13. JALAN UNTUK BERTEMU YARA

154 27 4
                                    

Life is funny, isn's it? Just when you think you have it all figured out, just when finally you begin to plan something, get excited about it and feel like you know what direction you're heading to, the paths change. The wind blows the other way. North is suddenly south and east is west. And you're just... lost

Anonimous

===HAPPY READING===

Angin dari lautan terasa sangat segar menerpa wajah Lili. Lili tak keberatan jika nantinya rambutnya akan terasa lengket dan lepek karena angin ini membawa butiran air laut yang menempel di rambutnya. Dia menikmati suasana malam ini.
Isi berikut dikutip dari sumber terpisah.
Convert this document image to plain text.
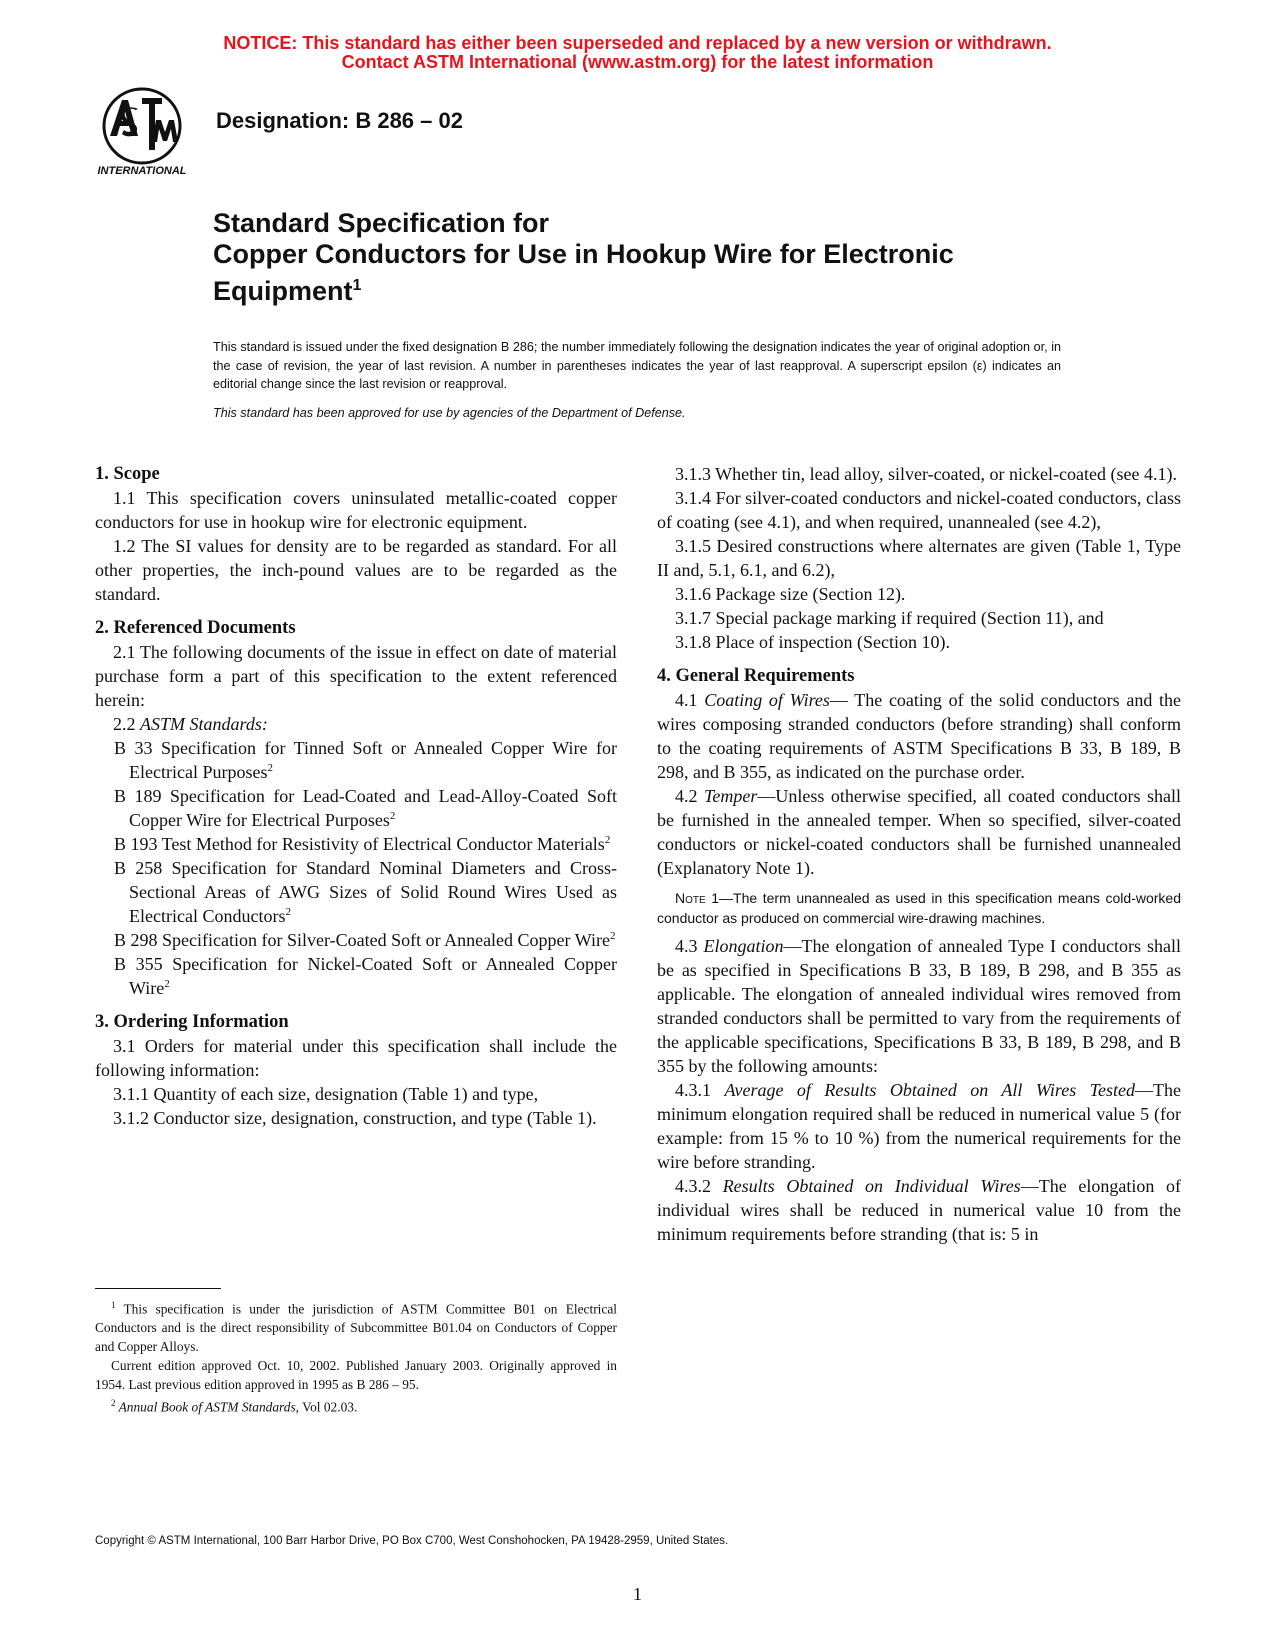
NOTICE: This standard has either been superseded and replaced by a new version or withdrawn.
Contact ASTM International (www.astm.org) for the latest information
INTERNATIONAL
Designation: B 286 – 02
Standard Specification for
Copper Conductors for Use in Hookup Wire for Electronic
Equipment$^1$
This standard is issued under the fixed designation B 286; the number immediately following the designation indicates the year of original adoption or, in the case of revision, the year of last revision. A number in parentheses indicates the year of last reapproval. A superscript epsilon (ε) indicates an editorial change since the last revision or reapproval.
This standard has been approved for use by agencies of the Department of Defense.
1. Scope

1.1 This specification covers uninsulated metallic-coated copper conductors for use in hookup wire for electronic equipment.

1.2 The SI values for density are to be regarded as standard. For all other properties, the inch-pound values are to be regarded as the standard.

2. Referenced Documents

2.1 The following documents of the issue in effect on date of material purchase form a part of this specification to the extent referenced herein:

2.2 ASTM Standards:

B 33 Specification for Tinned Soft or Annealed Copper Wire for Electrical Purposes$^2$

B 189 Specification for Lead-Coated and Lead-Alloy-Coated Soft Copper Wire for Electrical Purposes$^2$

B 193 Test Method for Resistivity of Electrical Conductor Materials$^2$

B 258 Specification for Standard Nominal Diameters and Cross-Sectional Areas of AWG Sizes of Solid Round Wires Used as Electrical Conductors$^2$

B 298 Specification for Silver-Coated Soft or Annealed Copper Wire$^2$

B 355 Specification for Nickel-Coated Soft or Annealed Copper Wire$^2$

3. Ordering Information

3.1 Orders for material under this specification shall include the following information:

3.1.1 Quantity of each size, designation (Table 1) and type,

3.1.2 Conductor size, designation, construction, and type (Table 1).

3.1.3 Whether tin, lead alloy, silver-coated, or nickel-coated (see 4.1).

3.1.4 For silver-coated conductors and nickel-coated conductors, class of coating (see 4.1), and when required, unannealed (see 4.2),

3.1.5 Desired constructions where alternates are given (Table 1, Type II and, 5.1, 6.1, and 6.2),

3.1.6 Package size (Section 12).

3.1.7 Special package marking if required (Section 11), and

3.1.8 Place of inspection (Section 10).

4. General Requirements

4.1 Coating of Wires— The coating of the solid conductors and the wires composing stranded conductors (before stranding) shall conform to the coating requirements of ASTM Specifications B 33, B 189, B 298, and B 355, as indicated on the purchase order.

4.2 Temper—Unless otherwise specified, all coated conductors shall be furnished in the annealed temper. When so specified, silver-coated conductors or nickel-coated conductors shall be furnished unannealed (Explanatory Note 1).

Note 1—The term unannealed as used in this specification means cold-worked conductor as produced on commercial wire-drawing machines.

4.3 Elongation—The elongation of annealed Type I conductors shall be as specified in Specifications B 33, B 189, B 298, and B 355 as applicable. The elongation of annealed individual wires removed from stranded conductors shall be permitted to vary from the requirements of the applicable specifications, Specifications B 33, B 189, B 298, and B 355 by the following amounts:

4.3.1 Average of Results Obtained on All Wires Tested—The minimum elongation required shall be reduced in numerical value 5 (for example: from 15 % to 10 %) from the numerical requirements for the wire before stranding.

4.3.2 Results Obtained on Individual Wires—The elongation of individual wires shall be reduced in numerical value 10 from the minimum requirements before stranding (that is: 5 in

$^1$ This specification is under the jurisdiction of ASTM Committee B01 on Electrical Conductors and is the direct responsibility of Subcommittee B01.04 on Conductors of Copper and Copper Alloys.

Current edition approved Oct. 10, 2002. Published January 2003. Originally approved in 1954. Last previous edition approved in 1995 as B 286 – 95.

$^2$ Annual Book of ASTM Standards, Vol 02.03.

Copyright © ASTM International, 100 Barr Harbor Drive, PO Box C700, West Conshohocken, PA 19428-2959, United States.
1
Ditemani oleh Daren dan Saga, Lili menikmati makan malam di pinggir pantai di dekat villa. Ternyata villa mereka benar-benar dekat dengan pantai Sanur. Villa itu tak seperti yang dibayangkan oleh Lili sebelumnya. Tak seperti villa mewah di film-film yang sering Lili tonton, villa milik Daren dan Saga terasa sangat tradisional. Arsitektur Bali yang tak berlebihan membuat villa itu terasa seperti rumah. Tentu saja fasilitas di dalamnya jauh lebih lengkap dari pada rumah pada umumnya. Daren sudah mengajaknya berkeliling villa dan Lili cukup kagum dengan apa yang ada di dalam bangunan yang tak terlalu besar itu.
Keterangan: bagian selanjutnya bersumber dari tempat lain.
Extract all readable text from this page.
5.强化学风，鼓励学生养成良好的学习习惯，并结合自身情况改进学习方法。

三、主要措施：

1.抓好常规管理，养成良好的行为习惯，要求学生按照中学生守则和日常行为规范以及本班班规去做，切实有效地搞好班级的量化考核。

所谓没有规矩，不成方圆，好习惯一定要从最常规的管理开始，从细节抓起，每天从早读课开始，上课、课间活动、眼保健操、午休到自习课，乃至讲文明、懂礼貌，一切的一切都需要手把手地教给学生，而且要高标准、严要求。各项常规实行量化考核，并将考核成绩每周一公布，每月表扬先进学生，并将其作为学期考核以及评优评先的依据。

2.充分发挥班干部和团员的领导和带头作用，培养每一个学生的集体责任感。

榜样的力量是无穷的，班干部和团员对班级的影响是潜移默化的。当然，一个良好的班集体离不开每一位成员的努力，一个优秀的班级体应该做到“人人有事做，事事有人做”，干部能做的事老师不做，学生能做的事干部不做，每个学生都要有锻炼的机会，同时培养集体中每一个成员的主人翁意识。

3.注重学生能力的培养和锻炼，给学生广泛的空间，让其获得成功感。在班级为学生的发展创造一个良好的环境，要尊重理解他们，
Villa Daren berada di sebuah lahan yang cukup luas, dikelilingi dengan pagar tembok dan gerbang yang cukup tinggi. Sehingga saat masuk melalui gerbang utama, Lili tak menyangka akan menemukan rumah adat Bali di dalamnya. Seperti rumah adat Bali pada umumnya, terdapat Gapura Candi Bentar di bagian depannya. Namun bedanya, Lili tak menemukan satupun sesajen ataupun pura ibadah di sana. Seakan pemilik villa ini hanya menginginkan nuansa adat Bali tanpa ritual yang biasa orang Bali lakukan.

Ketika berkeliling memperkenalkan villa itu kepada Lili, Daren menunjukkan ruangan gym, jacuzzi dan sebuah perpustakaan pribadi. Daren mengatakan bahwa keluarga mereka menggunakan villa ini untuk liburan keluarga, lalu mengapa ada perpustakaan di sini? Mungkin mereka sangat terpelajar sehingga tak ada seharipun yang mereka lewatkan tanpa membaca buku.

Kini mereka menikmati hidangan makan malam di pinggir pantai. Daren sudah membuat reservasi untuk makan malam di sebuah restoran khas Bali yang ada di pinggir pantai itu. Makanan yang terhidang tentunya adalah makanan khas Bali. Namun Lili tak tahu sebagian besar nama makanan yang terhidang. Dia belum pernah makan makanan seperti itu. Biasanya dia makan apa yang dihidangkan oleh mama. Dan mama tidak pernah memasak hidangan khas Bali. Mungkin karena mama memang bukan orang asli Bali.

"Enak nggak?" tanya Daren memecah kesunyian di antara mereka bertiga.

"Enak banget. Makasih ya, Kak." jawab Lili sambil menyunggingkan senyum yang menampakkan deretan giginya.

"Sama-sama, Li." ucap Daren sambil mengacak poni Lili.

"Kakak harap kamu nyaman tinggal di sini. Walaupun hanya untuk beberapa hari, tapi suasana hati kamu juga akan mempengaruhi proses pemulihan kamu baik secara fisik maupun psikis. Jadi kalau kamu tidak nyaman kita bisa-"

"Enggak kok, Kak. Aku nyaman banget di sini. Nggak perlu pindah ke hotel." Lili memotong ucapan Sagara.

Daren melirik ke arah kakaknya. Mata Sagara menggelap. Sejujurnya dia tidak suka jika ada orang yang memotong kalimatnya. Dia selalu menganggap orang yang memotong kalimat orang lain adalah orang yang tidak beretika, dan dia paling benci pada orang yang tidak punya etika. Tapi dia juga menyadari bahwa yang dihadapinya adalah adik perempuan satu-satunya. Maka dia memutuskan untuk tidak berbuat ataupun berkata apa-apa. Daren menghela nafas lega.

"Bagus kalau begitu. Apa kamu sudah siap untuk sidang pertama besok pagi?" tanya Sagara.

Lili memelankan kunyahannya. Dia tidak lupa dengan sidang yang digelar esok hari. Dia hanya ingin menunda sejenak memikirkan hal itu. Dia ingin menikmati makan malam ini dengan tenang. Tapi tentu saja ketenangannya terusik oleh pertanyaan Sagara.